Por primera vez, la voz de
Sacramento vibró. En ella latió una amenaza, un odio, una decisión ominosa.
-Y como nadie nos hace caso, que
a todas las autoridades hemos visto Y pos
no sabemos dónde andará la justicia, queremos aquí tomar providencias. A
Ustedes -y Sacramento recorrió ahora a cada ingeniero con
la mirada y la detuvo ante quien
presidía-, que nos prometen ayudarnos les pedimos su gracia para castigar al
Presidente Municipal de San Juan de las Manzanas. Solicitamos su venia para
hacernos justicia por nuestra propia mano...
Todos los ojos auscultan a los
que están en el estrado. El presidente y los ingenieros, mudos, se miran entre
sí. Discuten al fin.
-Es absurdo, no podemos sancionar
esta inconcebible petición.
-No, compañero, no es absurda.
Absurdo sería dejar este asunto en manos de quienes no han hecho nada, de
quienes han desoído esas voces. Sería cobardía esperar a que nuestra justicia
hiciera justicia; ellos ya no creerán nunca más en nosotros. Prefiero
solidarizarme con estos hombres, con su justicia primitiva, pero justicia al
fin; asumir con ellos la responsabilidad que me toque. Por mí, no nos queda
sino concederles lo que piden.
-Pero somos civilizados, tenemos
instituciones; no podemos hacerlas a un lado.
-Sería justificar la barbarie,
los actos fuera de la ley.
-¿Y qué peores actos fuera de la
ley que los que ellos denuncian? Si a nosotros nos hubieran ofendido como los
han ofendido a ellos; si a nosotros nos hubieran causado menos daños que los
que les han hecho padecer, ya hubiéramos matado, ya hubiéramos olvidado una
justicia que no interviene. Yo exijo que se someta a votación la propuesta.
-Yo pienso como usted, compañero.
-Pero estos tipos son muy
ladinos, habría que averiguar la verdad. Además, no tenemos autoridad para
conceder una petición como ésta.
Ahora interviene el presidente.
Surge en él el hombre del campo. Su voz es inapelable.
Será la asamblea la que decida.
Yo asumo la responsabilidad.
Se dirige al auditorio. Su voz es
una voz campesina, la misma voz que debe haber hablado
allá en el monte, confundida con
la tierra, con los suyos.
Se pone a votación la proposición
de los compañeros de San Juan de las Manzanas.
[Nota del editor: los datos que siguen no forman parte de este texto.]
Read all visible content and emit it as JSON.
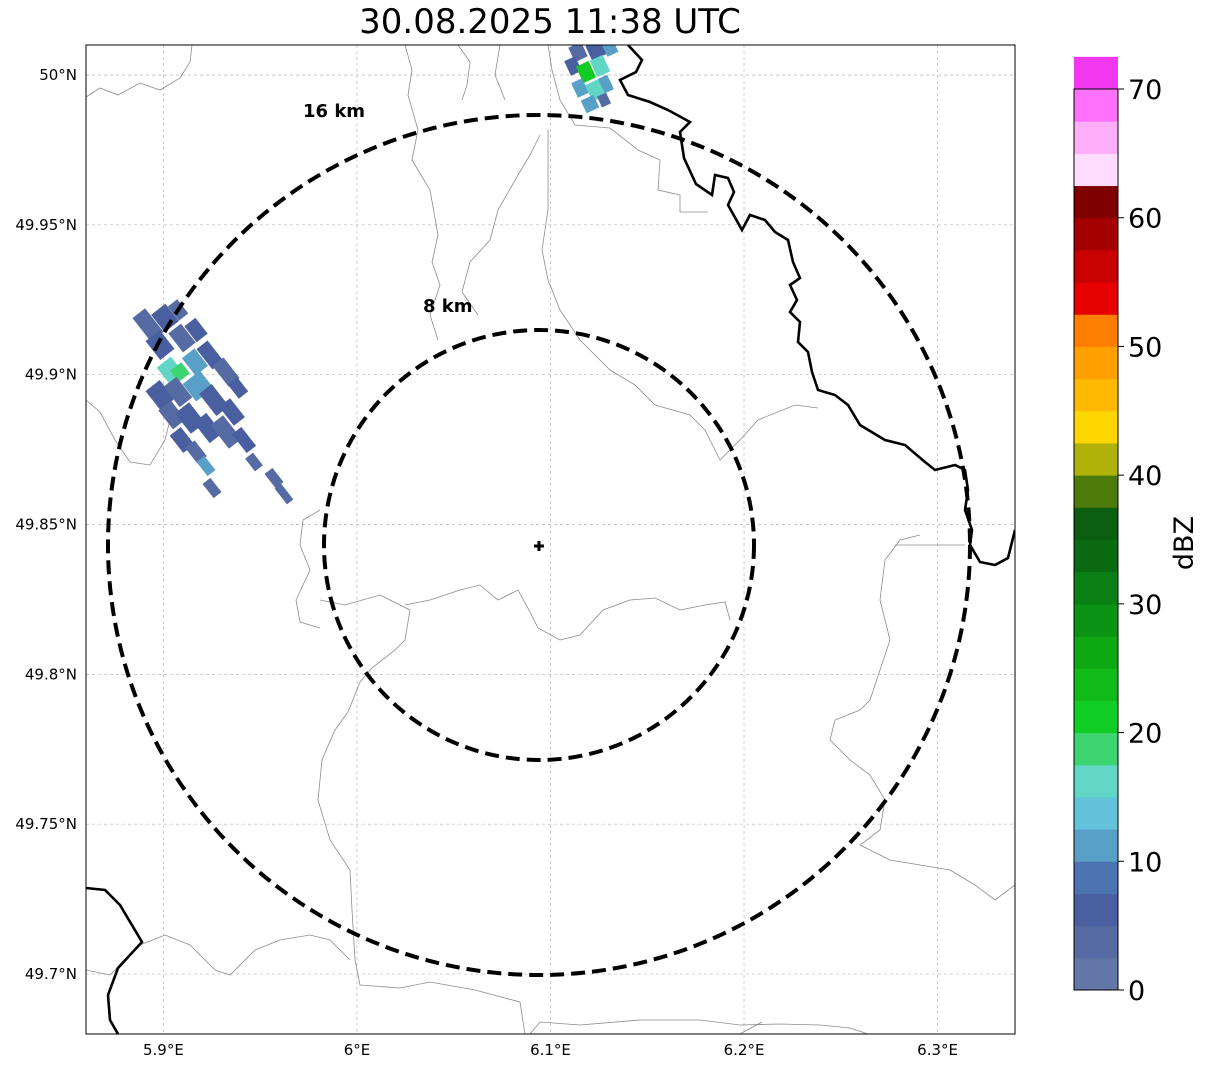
{
  "title": "30.08.2025 11:38 UTC",
  "map": {
    "lon_ticks": [
      "5.9°E",
      "6°E",
      "6.1°E",
      "6.2°E",
      "6.3°E"
    ],
    "lon_values": [
      5.9,
      6.0,
      6.1,
      6.2,
      6.3
    ],
    "lat_ticks": [
      "50°N",
      "49.95°N",
      "49.9°N",
      "49.85°N",
      "49.8°N",
      "49.75°N",
      "49.7°N"
    ],
    "lat_values": [
      50.0,
      49.95,
      49.9,
      49.85,
      49.8,
      49.75,
      49.7
    ],
    "lon_range": [
      5.86,
      6.34
    ],
    "lat_range": [
      49.68,
      50.01
    ],
    "radar_site": {
      "lon": 6.095,
      "lat": 49.843
    },
    "range_rings": [
      {
        "radius_km": 8,
        "label": "8 km"
      },
      {
        "radius_km": 16,
        "label": "16 km"
      }
    ]
  },
  "colorbar": {
    "label": "dBZ",
    "ticks": [
      "0",
      "10",
      "20",
      "30",
      "40",
      "50",
      "60",
      "70"
    ],
    "min": 0,
    "max": 70,
    "step": 2.5,
    "colors": [
      "#6277a8",
      "#566ba3",
      "#4a5fa0",
      "#4b74b0",
      "#59a0c9",
      "#63c2dc",
      "#61d6c4",
      "#3dd571",
      "#10cc23",
      "#11bb17",
      "#0ea813",
      "#0b9314",
      "#0a7f13",
      "#0a6a12",
      "#0b5e0f",
      "#4c7a0b",
      "#b0b20a",
      "#fed700",
      "#ffb900",
      "#ff9f00",
      "#ff7e00",
      "#e60000",
      "#c80000",
      "#a50000",
      "#7f0000",
      "#ffdcfe",
      "#ffaef9",
      "#fe71fa",
      "#f138ee"
    ]
  },
  "echo_colors": {
    "weak": "#4a5fa0",
    "weak2": "#566ba3",
    "light": "#59a0c9",
    "cyan": "#61d6c4",
    "green": "#10cc23",
    "mint": "#3dd571"
  }
}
Los
que estén de acuerdo en que se
les dé permiso para matar al Presidente Municipal, que
levanten la mano...
Todos los brazos se tienden a lo
alto. También las de los ingenieros. No hay una sola mano que no esté arriba,
categóricamente aprobando. Cada dedo señala la muerte inmediata, directa.
-La asamblea da permiso a los de
San Juan de las Manzanas para lo que solicitan.
Sacramento, que ha permanecido en
pie, con calma, termina de hablar. No hay alegría ni dolor en lo que dice. Su
expresión es sencilla, simple.
-Pos muchas gracias por el
permiso, porque como nadie nos hacía caso, desde ayer el Presidente Municipal
de San Juan de las Manzanas está difunto.